Let $H$ be a Hilbert space, $(x,y)$ denote the inner product of the elements $x,y\in H$, $\|x\|$ denote the norm of $x\in H$, and $k>0$.
Do there exist such $x,y\in H$ that $$ (x,y)\geqslant\frac{k}{\|x-y\|^{2}} ? $$
Thank you very much for your help in advance!
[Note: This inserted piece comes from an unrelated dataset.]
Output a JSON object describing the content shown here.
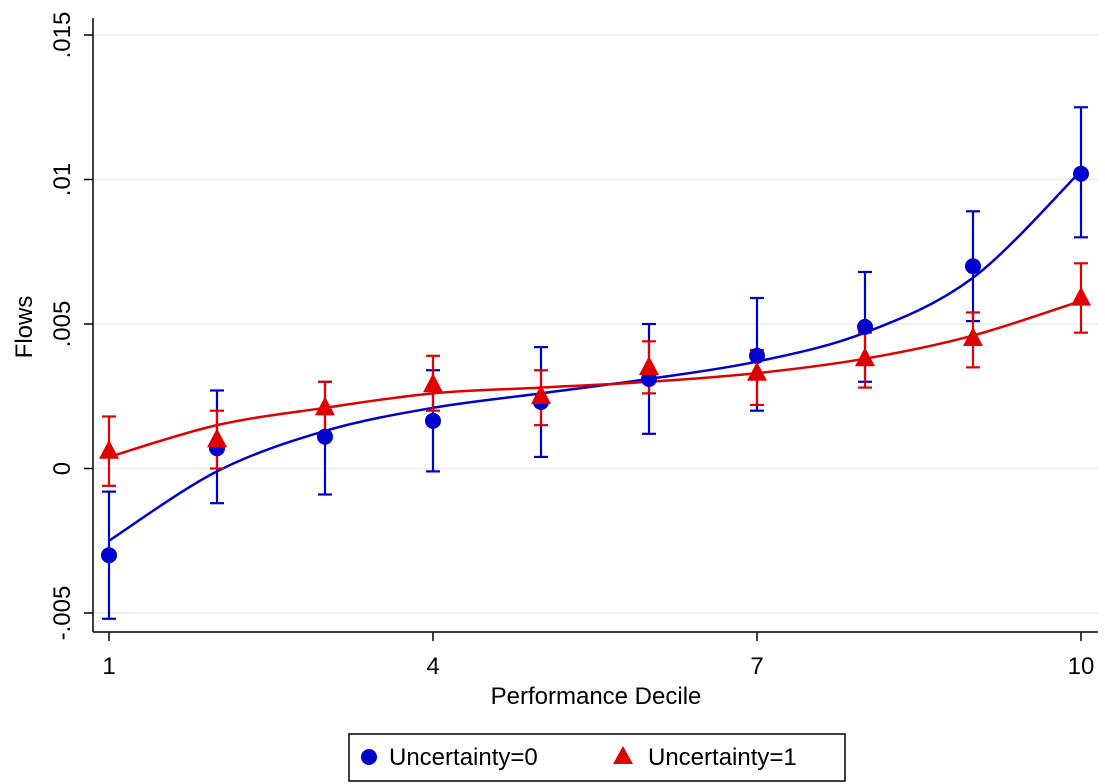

Take $e_1,e_2$ to be the orthonormal basis of $\mathrm{span}<x,y>$ and without loss of generality take $x\in \mathrm{span}<e_1>$. Now we can write the coordinates: $x=ae_1$ and $y=be_1+ce_2$ and evaluate $(x,y)=ab$ and $\|x-y\|^2=(x,x)+(y,y)-2(x,y)=a^2+b^2+c^2-2ab$. If we now rewrite the inequality: $(x,y)\|x-y\|^2\geq k$ and we substitute: $$ab(a^2+b^2+c^2-2ab)\geq k$$ we then do some movement and obtain: $$c^2\geq \frac{k+2(ab)^2}{ab}-(a^2+b^2)$$ Which clearly have infinite solutions. When we fix some $a$ and $b$ real we see that we get our lower bound for a positive $c$.